| RIO DE JANEIRO, June 27
RIO DE JANEIRO, June 27 A proposed change to
rules governing the auction of Brazil's giant offshore oil
fields, part of legislation rushed through Congress amid
nationwide street protests, has caught the country's oil
industry off guard, the head of industry group IBP told
reporters on Thursday.
In the pre-dawn hours of Wednesday, a bill dedicating future
oil royalties to education and healthcare passed the lower house
of Congress with a little-noticed amendment. The change set the
government's minimum share of oil from the offshore region known
as the Subsalt Polygon at 60 percent, altering rules for a
recently announced October auction.
Existing law allows the National Energy Council, with the
approval of Brazil's President, to set the minimum amount of
so-called "profit oil" that the winners of the concession will
have to give to the government in exchange for the oil
development rights, at any level it sees fit.
Profit oil is oil produced after covering a field's basic
development costs.
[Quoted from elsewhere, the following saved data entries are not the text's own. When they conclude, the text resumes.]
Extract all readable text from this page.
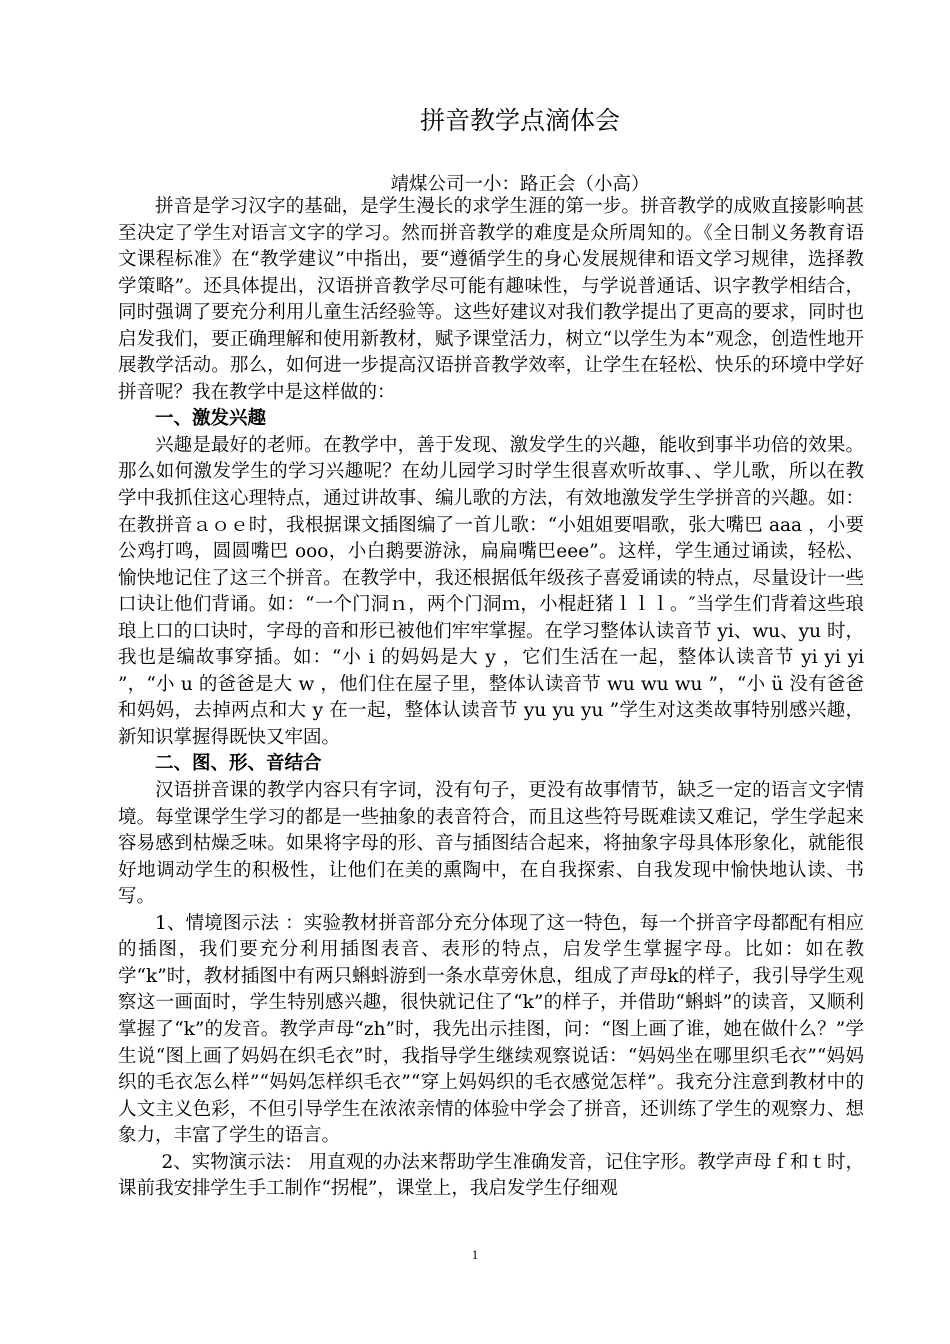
拼音教学点滴体会
靖煤公司一小：路正会（小高）

拼音是学习汉字的基础，是学生漫长的求学生涯的第一步。拼音教学的成败直接影响甚至决定了学生对语言文字的学习。然而拼音教学的难度是众所周知的。《全日制义务教育语文课程标准》在“教学建议”中指出，要“遵循学生的身心发展规律和语文学习规律，选择教学策略”。还具体提出，汉语拼音教学尽可能有趣味性，与学说普通话、识字教学相结合，同时强调了要充分利用儿童生活经验等。这些好建议对我们教学提出了更高的要求，同时也启发我们，要正确理解和使用新教材，赋予课堂活力，树立“以学生为本”观念，创造性地开展教学活动。那么，如何进一步提高汉语拼音教学效率，让学生在轻松、快乐的环境中学好拼音呢？我在教学中是这样做的：

一、激发兴趣

兴趣是最好的老师。在教学中，善于发现、激发学生的兴趣，能收到事半功倍的效果。那么如何激发学生的学习兴趣呢？在幼儿园学习时学生很喜欢听故事、、学儿歌，所以在教学中我抓住这心理特点，通过讲故事、编儿歌的方法，有效地激发学生学拼音的兴趣。如：在教拼音ａｏｅ时，我根据课文插图编了一首儿歌：“小姐姐要唱歌，张大嘴巴 aaa ，小要公鸡打鸣，圆圆嘴巴 ooo，小白鹅要游泳，扁扁嘴巴eee”。这样，学生通过诵读，轻松、愉快地记住了这三个拼音。在教学中，我还根据低年级孩子喜爱诵读的特点，尽量设计一些口诀让他们背诵。如：“一个门洞ｎ，两个门洞ｍ，小棍赶猪ｌｌｌ。″当学生们背着这些琅琅上口的口诀时，字母的音和形已被他们牢牢掌握。在学习整体认读音节 yi、wu、yu 时，我也是编故事穿插。如：“小 i 的妈妈是大 y ，它们生活在一起，整体认读音节 yi yi yi ”，“小 u 的爸爸是大 w ，他们住在屋子里，整体认读音节 wu wu wu ”，“小 ü 没有爸爸和妈妈，去掉两点和大 y 在一起，整体认读音节 yu yu yu ”学生对这类故事特别感兴趣，新知识掌握得既快又牢固。

二、图、形、音结合

汉语拼音课的教学内容只有字词，没有句子，更没有故事情节，缺乏一定的语言文字情境。每堂课学生学习的都是一些抽象的表音符合，而且这些符号既难读又难记，学生学起来容易感到枯燥乏味。如果将字母的形、音与插图结合起来，将抽象字母具体形象化，就能很好地调动学生的积极性，让他们在美的熏陶中，在自我探索、自我发现中愉快地认读、书写。

1、情境图示法 ：实验教材拼音部分充分体现了这一特色，每一个拼音字母都配有相应的插图，我们要充分利用插图表音、表形的特点，启发学生掌握字母。比如：如在教学“k”时，教材插图中有两只蝌蚪游到一条水草旁休息，组成了声母k的样子，我引导学生观察这一画面时，学生特别感兴趣，很快就记住了“k”的样子，并借助“蝌蚪”的读音，又顺利掌握了“k”的发音。教学声母“zh”时，我先出示挂图，问：“图上画了谁，她在做什么？”学生说“图上画了妈妈在织毛衣”时，我指导学生继续观察说话：“妈妈坐在哪里织毛衣”“妈妈织的毛衣怎么样”“妈妈怎样织毛衣”“穿上妈妈织的毛衣感觉怎样”。我充分注意到教材中的人文主义色彩，不但引导学生在浓浓亲情的体验中学会了拼音，还训练了学生的观察力、想象力，丰富了学生的语言。

2、实物演示法： 用直观的办法来帮助学生准确发音，记住字形。教学声母ｆ和ｔ时，课前我安排学生手工制作“拐棍”，课堂上，我启发学生仔细观

1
The winner of an auction for rights in the
Polygon will be the company or group that offers the state the
largest share of this oil to sell on its own account.
"This percentage can't be fixed by law, the amendment
conspires against the idea of an auction," IBP President João
Carlos de Luca told reporters in Rio de Janeiro. He said the new
rule "runs roughshod" over auction regulations that are being
put together by Brazilian oil regulator ANP.
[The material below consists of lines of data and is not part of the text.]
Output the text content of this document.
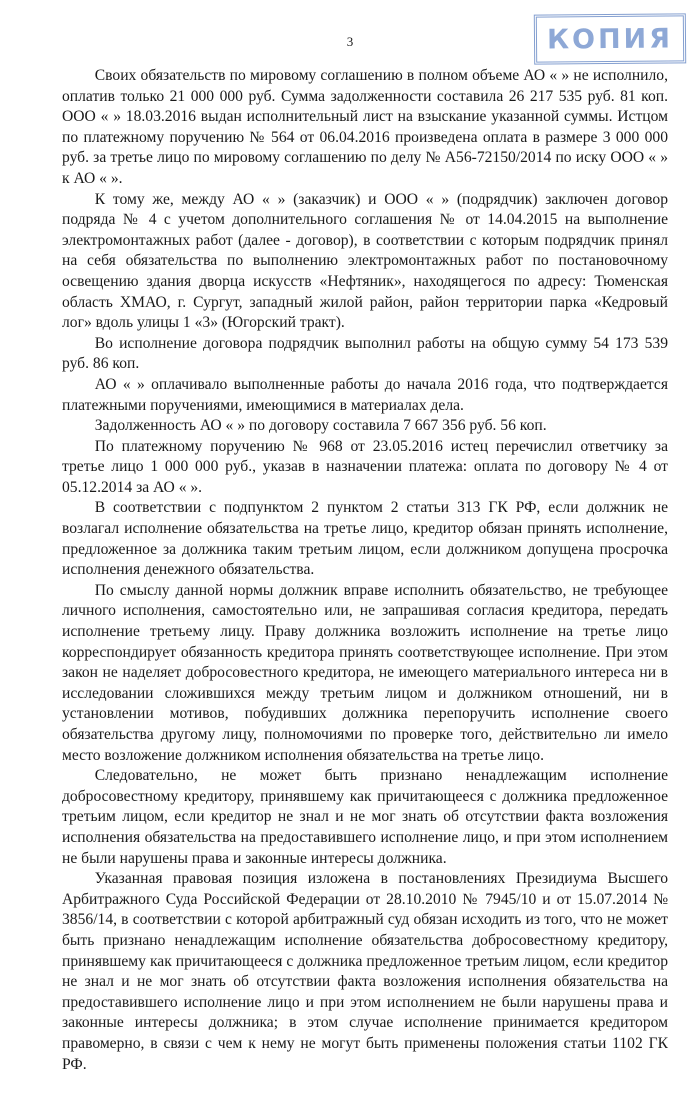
3	КОПИЯ

Своих обязательств по мировому соглашению в полном объеме АО « » не исполнило, оплатив только 21 000 000 руб. Сумма задолженности составила 26 217 535 руб. 81 коп. ООО « » 18.03.2016 выдан исполнительный лист на взыскание указанной суммы. Истцом по платежному поручению № 564 от 06.04.2016 произведена оплата в размере 3 000 000 руб. за третье лицо по мировому соглашению по делу № А56-72150/2014 по иску ООО « » к АО « ».

К тому же, между АО « » (заказчик) и ООО « » (подрядчик) заключен договор подряда № 4 с учетом дополнительного соглашения № от 14.04.2015 на выполнение электромонтажных работ (далее - договор), в соответствии с которым подрядчик принял на себя обязательства по выполнению электромонтажных работ по постановочному освещению здания дворца искусств «Нефтяник», находящегося по адресу: Тюменская область ХМАО, г. Сургут, западный жилой район, район территории парка «Кедровый лог» вдоль улицы 1 «3» (Югорский тракт).

Во исполнение договора подрядчик выполнил работы на общую сумму 54 173 539 руб. 86 коп.

АО « » оплачивало выполненные работы до начала 2016 года, что подтверждается платежными поручениями, имеющимися в материалах дела.

Задолженность АО « » по договору составила 7 667 356 руб. 56 коп.

По платежному поручению № 968 от 23.05.2016 истец перечислил ответчику за третье лицо 1 000 000 руб., указав в назначении платежа: оплата по договору № 4 от 05.12.2014 за АО « ».

В соответствии с подпунктом 2 пунктом 2 статьи 313 ГК РФ, если должник не возлагал исполнение обязательства на третье лицо, кредитор обязан принять исполнение, предложенное за должника таким третьим лицом, если должником допущена просрочка исполнения денежного обязательства.

По смыслу данной нормы должник вправе исполнить обязательство, не требующее личного исполнения, самостоятельно или, не запрашивая согласия кредитора, передать исполнение третьему лицу. Праву должника возложить исполнение на третье лицо корреспондирует обязанность кредитора принять соответствующее исполнение. При этом закон не наделяет добросовестного кредитора, не имеющего материального интереса ни в исследовании сложившихся между третьим лицом и должником отношений, ни в установлении мотивов, побудивших должника перепоручить исполнение своего обязательства другому лицу, полномочиями по проверке того, действительно ли имело место возложение должником исполнения обязательства на третье лицо.

Следовательно, не может быть признано ненадлежащим исполнение добросовестному кредитору, принявшему как причитающееся с должника предложенное третьим лицом, если кредитор не знал и не мог знать об отсутствии факта возложения исполнения обязательства на предоставившего исполнение лицо, и при этом исполнением не были нарушены права и законные интересы должника.

Указанная правовая позиция изложена в постановлениях Президиума Высшего Арбитражного Суда Российской Федерации от 28.10.2010 № 7945/10 и от 15.07.2014 № 3856/14, в соответствии с которой арбитражный суд обязан исходить из того, что не может быть признано ненадлежащим исполнение обязательства добросовестному кредитору, принявшему как причитающееся с должника предложенное третьим лицом, если кредитор не знал и не мог знать об отсутствии факта возложения исполнения обязательства на предоставившего исполнение лицо и при этом исполнением не были нарушены права и законные интересы должника; в этом случае исполнение принимается кредитором правомерно, в связи с чем к нему не могут быть применены положения статьи 1102 ГК РФ.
The amendment, also opposed by the government of President
Dilma Rousseff, passed the lower house during a flurry of
activity prompted by three weeks of huge public demonstrations
that have jolted Brazil's political elite.
While the protests began over rising bus fares, they have
swelled into a broad attack on politics as usual with a
particular focus on rampant corruption, the cost of hosting
events like the soccer World Cup and Olympics, and poor public
services such as health and education.
While the bill must pass the Senate and receive Rousseff's
approval to become law, it has caused serious concern among
members of the oil industry who believe it could complicate
future oil-rights auctions, de Luca said.
The government's oil and gas secretary Marco Antonio Martins
also criticized the amendment on Thursday for altering rules
established in 2010 under which Brazil plans to sell the giant
Libra prospect on Oct. 22.
Libra has an estimated 12 billion barrels of recoverable
reserves, making it Brazil's largest discovery ever and the
world's biggest oil prospect ever to be put up for auction,
according to the ANP.
The auction will also be Brazil's first under a production
sharing system that applies only to the Subsalt Polygon, an area
half the size of Italy that may hold as much as 100 billion
barrels of oil, according to Rio de Janeiro-State University.